I was thinking about this recently. Obviously you don't want to accommodate bad endings in sequels, but you could accommodate possibly 2 or 3 different good endings.

In the sequel there could be some choices that basically allow the player to chose how the previous part ended. This can probably done elegantly as an introduction.

“We can't let just anybody in,” the guard says. “Did you hear that the orcs attacked Northwatch?”
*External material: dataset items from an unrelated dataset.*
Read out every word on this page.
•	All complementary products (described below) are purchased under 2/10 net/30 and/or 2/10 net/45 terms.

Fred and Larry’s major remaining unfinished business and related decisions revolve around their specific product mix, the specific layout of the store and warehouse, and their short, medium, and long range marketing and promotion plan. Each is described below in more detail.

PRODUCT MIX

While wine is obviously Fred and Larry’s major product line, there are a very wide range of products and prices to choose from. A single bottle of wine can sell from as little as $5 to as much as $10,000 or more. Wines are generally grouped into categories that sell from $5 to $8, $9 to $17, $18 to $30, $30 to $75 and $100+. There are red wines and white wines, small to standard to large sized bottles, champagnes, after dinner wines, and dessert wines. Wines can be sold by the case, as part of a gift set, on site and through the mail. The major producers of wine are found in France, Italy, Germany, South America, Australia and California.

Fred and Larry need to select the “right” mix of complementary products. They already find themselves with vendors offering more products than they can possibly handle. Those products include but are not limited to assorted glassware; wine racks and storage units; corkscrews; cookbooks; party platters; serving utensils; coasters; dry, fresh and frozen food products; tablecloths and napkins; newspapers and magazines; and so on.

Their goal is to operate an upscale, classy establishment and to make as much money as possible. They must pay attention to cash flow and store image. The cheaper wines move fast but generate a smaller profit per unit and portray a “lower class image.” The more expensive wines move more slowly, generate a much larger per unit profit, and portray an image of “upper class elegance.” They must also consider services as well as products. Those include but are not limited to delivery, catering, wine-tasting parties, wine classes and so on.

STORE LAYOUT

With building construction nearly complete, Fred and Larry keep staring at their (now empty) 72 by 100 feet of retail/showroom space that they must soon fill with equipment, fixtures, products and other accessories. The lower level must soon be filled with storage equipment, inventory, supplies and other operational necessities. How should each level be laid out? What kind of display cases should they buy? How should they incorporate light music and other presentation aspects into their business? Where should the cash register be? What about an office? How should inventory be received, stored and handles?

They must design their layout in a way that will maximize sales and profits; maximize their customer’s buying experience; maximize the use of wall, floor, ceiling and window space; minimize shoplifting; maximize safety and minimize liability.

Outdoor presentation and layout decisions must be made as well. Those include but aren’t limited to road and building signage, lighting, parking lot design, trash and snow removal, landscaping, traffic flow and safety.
  • Attacked is a nice word, they overran the place, but you are not going to tell him that.
  • Of course, they were slain but not before stealing the Aegis, that is precisely why you are here.
  • Yes, you had a pretty good view of the orcs while you slew the hordes. It was your actions that saved the Aegis.

Shared Universes?

3 years ago
But if the Aegis is important that's almost three completely different plots that would be needed. And if it's not important it might be better just not to bring it up at all. I've thought of several possible methods like this, including having time travel and parallel universes accepted in the story. Sci fi allows for a lot of possibilities thankfully. I know I just need to get the first story done and not let myself get distracted with the others yet, but I keep thinking about this stuff. Sometimes I have two ideas for a character that contradict each other completely (like an enemy they're always fighting, but I also imagine how cool it would be for them to team up) and with a CYS story I can do both, so that's at least one time when it's a good problem to have.

Shared Universes?

3 years ago
I think it depends how much difference it really makes. Of course you don't want to have completely different adventures, but I imagined in the example the orcs would still attack the next city and either they have the aegis and use it against you or you have it and they try to steal it. So ... basically you can carry over some choices easily and others not so much. For the ones that you don't carry over just take an 'its the way it is approach' and don't waste too many thoughts on it.